Carprofen (CP), a non-steroidal anti-inflammatory drug (NSAID), is profusely used in veterinary medicine for its analgesic and anti-inflammatory activity. Some undesirable effects are associated with its systemic administration. Alternative local routes are especially useful to facilitate its administration in animals. The main aim of this paper is to validate the suitability of ex vivo permeation experiments of CP with porcine mucous membranes (buccal, sublingual and vaginal) and ophthalmic tissues (cornea, sclera and conjunctiva) intended to be representative of naïve in vivo conditions. Chromatographic analysis of CP in membrane-permeated samples and drug-retained have been validated following standard bioanalytical guidelines. Then, recovery levels of drugs in tissue samples were assessed with aqueous phosphate buffered saline (PBS) buffer to preserve the histological integrity. Finally, as a proof of concept, a series of CP permeation tests in vertical Franz diffusion cells has been performed to evaluate permeation flux and permeability constants in all tissues, followed by a histological study for critical evaluation. Furthermore, synthetic tissue retention-like samples were prepared to verify the value of this experimental study. Results show linear relationships with good determination coefficient (R > 0.998 and R > 0.999) in the range of 0.78 to 6.25 mg/mL and 3.125 mg/mL to 100 mg/mL, respectively. Low limits of quantification around 0.40 µg/mL were allowed to follow permeation levels until a minimum of 0.40% of the locally-applied dose. This method showed a good accuracy and precision with values lower than 2%. After the recovery technique, reproducible values below 30% were achieved in all tissues, suggesting it is a non-damaging method with low efficiency that requires the use of further solvents to enhance the extraction percentages. After permeation and histology tests, no relevant peak interferences were detected, and no cell or tissue damage was found in any tissue. In conclusion, results demonstrate the suitability of this test to quantify the distribution of CP with good histological tolerability.

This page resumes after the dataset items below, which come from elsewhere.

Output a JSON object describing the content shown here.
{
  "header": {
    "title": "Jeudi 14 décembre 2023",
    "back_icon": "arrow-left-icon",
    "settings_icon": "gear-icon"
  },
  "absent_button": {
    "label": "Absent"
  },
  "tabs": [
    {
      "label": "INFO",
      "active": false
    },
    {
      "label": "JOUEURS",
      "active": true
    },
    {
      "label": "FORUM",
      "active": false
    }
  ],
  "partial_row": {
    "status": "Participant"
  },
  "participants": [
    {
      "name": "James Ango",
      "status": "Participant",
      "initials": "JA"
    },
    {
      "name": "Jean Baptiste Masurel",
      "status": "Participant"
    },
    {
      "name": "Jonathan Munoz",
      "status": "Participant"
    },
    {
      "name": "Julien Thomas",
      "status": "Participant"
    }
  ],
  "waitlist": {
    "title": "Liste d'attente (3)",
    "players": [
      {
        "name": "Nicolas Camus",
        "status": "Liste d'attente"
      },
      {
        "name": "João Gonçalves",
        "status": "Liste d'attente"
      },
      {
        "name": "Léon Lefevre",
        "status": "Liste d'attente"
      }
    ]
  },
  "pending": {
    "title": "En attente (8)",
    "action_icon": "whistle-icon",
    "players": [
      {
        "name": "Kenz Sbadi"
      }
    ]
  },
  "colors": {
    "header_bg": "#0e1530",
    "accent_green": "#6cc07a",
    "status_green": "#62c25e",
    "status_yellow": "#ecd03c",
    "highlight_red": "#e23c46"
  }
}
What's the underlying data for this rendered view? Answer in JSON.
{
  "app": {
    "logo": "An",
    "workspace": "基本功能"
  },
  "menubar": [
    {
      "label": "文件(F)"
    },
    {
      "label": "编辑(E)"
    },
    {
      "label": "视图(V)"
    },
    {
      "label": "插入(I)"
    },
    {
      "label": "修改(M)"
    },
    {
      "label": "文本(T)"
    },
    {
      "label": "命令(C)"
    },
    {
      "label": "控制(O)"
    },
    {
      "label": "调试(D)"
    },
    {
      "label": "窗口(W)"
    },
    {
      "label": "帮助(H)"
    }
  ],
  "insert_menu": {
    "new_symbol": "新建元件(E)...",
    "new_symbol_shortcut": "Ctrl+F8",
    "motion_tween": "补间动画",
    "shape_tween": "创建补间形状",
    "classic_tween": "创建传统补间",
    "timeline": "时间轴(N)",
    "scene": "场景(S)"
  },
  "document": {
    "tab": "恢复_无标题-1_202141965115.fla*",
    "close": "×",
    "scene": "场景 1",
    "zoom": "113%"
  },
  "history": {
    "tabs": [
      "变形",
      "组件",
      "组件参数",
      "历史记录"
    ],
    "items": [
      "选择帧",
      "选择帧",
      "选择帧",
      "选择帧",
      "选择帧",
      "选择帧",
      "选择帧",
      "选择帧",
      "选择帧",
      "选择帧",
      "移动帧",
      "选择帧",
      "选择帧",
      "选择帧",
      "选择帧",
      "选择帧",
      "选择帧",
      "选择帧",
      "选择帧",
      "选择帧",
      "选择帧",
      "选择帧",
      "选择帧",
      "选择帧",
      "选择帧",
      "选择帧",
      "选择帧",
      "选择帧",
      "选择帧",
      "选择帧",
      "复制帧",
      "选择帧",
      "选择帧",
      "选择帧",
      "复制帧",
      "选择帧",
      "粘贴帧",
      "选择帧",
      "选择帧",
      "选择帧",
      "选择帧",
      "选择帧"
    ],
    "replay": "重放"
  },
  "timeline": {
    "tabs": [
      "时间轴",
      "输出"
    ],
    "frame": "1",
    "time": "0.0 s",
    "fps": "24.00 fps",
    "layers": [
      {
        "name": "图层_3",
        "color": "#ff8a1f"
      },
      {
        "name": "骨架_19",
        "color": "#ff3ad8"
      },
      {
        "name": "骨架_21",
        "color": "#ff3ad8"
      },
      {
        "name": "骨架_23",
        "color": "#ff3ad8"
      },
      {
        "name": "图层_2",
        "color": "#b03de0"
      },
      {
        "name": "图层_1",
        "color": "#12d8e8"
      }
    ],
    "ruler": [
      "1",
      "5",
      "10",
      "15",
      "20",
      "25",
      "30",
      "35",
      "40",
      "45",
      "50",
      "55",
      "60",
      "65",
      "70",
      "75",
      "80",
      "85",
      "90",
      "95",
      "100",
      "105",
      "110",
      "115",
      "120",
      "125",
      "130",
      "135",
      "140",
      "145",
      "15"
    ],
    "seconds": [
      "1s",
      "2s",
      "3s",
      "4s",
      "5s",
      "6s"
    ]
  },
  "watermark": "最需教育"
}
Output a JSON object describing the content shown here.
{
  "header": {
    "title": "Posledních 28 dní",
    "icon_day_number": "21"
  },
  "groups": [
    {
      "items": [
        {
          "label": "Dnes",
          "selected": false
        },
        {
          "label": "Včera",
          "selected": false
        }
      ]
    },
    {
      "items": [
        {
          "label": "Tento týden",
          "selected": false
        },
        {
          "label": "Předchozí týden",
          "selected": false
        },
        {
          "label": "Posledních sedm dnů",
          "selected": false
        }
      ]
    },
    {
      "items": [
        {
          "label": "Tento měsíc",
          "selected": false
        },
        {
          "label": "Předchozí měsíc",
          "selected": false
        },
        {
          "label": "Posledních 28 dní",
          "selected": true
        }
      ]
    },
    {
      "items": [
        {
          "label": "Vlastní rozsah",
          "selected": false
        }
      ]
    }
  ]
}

卡洛芬(CP)是一种非甾体抗炎药(NSAID),因其镇痛和抗炎活性而在兽医学中被大量使用。其全身给药会产生一些不良影响。替代的局部给药途径对于方便在动物体内给药特别有用。本文的主要目的是验证CP在猪黏膜(颊黏膜、舌下黏膜和阴道黏膜)和眼组织(角膜、巩膜和结膜)上进行的体外渗透实验的适用性,这些组织旨在代表未处理的体内条件。按照标准生物分析指南对膜渗透样品和药物保留样品中的CP进行了色谱分析验证。然后,用磷酸盐缓冲盐水(PBS)缓冲液评估组织样品中的药物回收率,以保持组织学完整性。最后,作为概念验证,在垂直式Franz扩散池中进行了一系列CP渗透试验,以评估所有组织中的渗透通量和渗透常数,随后进行组织学研究以进行关键评估。此外,制备了类似组织保留的合成样品以验证该实验研究的价值。结果表明,在0.78至6.25 mg/mL和3.125 mg/mL至100 mg/mL范围内,分别具有良好的测定系数(R>0.998和R>0.999)的线性关系。允许约0.40 µg/mL的低定量限跟踪渗透水平,直至局部给药剂量的至少0.40%。该方法显示出良好的准确度和精密度,值低于2%。采用回收技术后,所有组织均获得低于30%的可重现值,表明这是一种低效率的非损伤性方法,需要使用其他溶剂来提高提取率。经过渗透和组织学测试后,未检测到相关的峰干扰,且在任何组织中均未发现细胞或组织损伤。总之,结果表明该测试适用于定量CP的分布,且具有良好的组织学耐受性。